Но тот, будто наперекор, вместо экономных коротких очередей, вдруг завёл, как швея на «зингере», безостановочно…
– Васька! – обернулся Карцев, чтобы обматерить рядового.
Малышев его уже не видел и, наверное, и не слышал. Кровь из-под каски заливала ему лицо, но он упрямо водил огненной кляксой, рвавшейся сквозь отверстия ствольного кожуха ППШ, пока затвор в последний раз не отскочил в заднее положение.
Ещё две пули из немецкой очереди, хлестнувшей по валунам, рванули клочья гимнастерки у Малышева на груди, и Васька, наконец, сполз спиной по бурому боку скалы. Каска с вмятиной пулевого отверстия над коротким козырьком съехала ему на веснушчатый нос…
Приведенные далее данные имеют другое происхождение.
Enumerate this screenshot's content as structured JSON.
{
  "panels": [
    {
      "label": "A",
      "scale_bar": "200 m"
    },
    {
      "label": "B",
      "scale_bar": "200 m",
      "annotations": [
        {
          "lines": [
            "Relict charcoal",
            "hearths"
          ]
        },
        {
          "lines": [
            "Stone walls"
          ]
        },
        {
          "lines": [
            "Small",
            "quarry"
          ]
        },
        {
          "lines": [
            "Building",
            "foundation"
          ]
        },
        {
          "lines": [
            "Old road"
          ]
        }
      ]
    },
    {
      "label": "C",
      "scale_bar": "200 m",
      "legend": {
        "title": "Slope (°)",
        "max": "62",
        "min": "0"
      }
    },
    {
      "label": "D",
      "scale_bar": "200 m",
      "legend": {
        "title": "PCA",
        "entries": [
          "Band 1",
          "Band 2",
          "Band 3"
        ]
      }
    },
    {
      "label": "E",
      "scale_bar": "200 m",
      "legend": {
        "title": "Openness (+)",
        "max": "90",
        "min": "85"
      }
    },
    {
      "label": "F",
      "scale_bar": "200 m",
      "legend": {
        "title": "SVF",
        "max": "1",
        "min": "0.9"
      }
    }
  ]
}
Полуторка в собственном тылу удивила немцев, должно быть, ещё больше, чем Карцева. Особенно пару мотоциклистов в тяжелом БМВ-34, старательно лавирующем между трупами сослуживцев и запчастями, что не давало грузному пулеметчику, заполонившему всю коляску, сколько-нибудь толком прицелиться. Удар сзади бампером полуторки был для них полной неожиданностью. Мотоциклет встал на дыбы. Водитель, взмахнув сапогами с широкими голенищами, исчез где-то под радиатором грузовичка, передний мост которого подпрыгнул. Пулеметчик же, отвернув короткий приклад МГ в сторону, попытался выбраться из коляски, но не успел.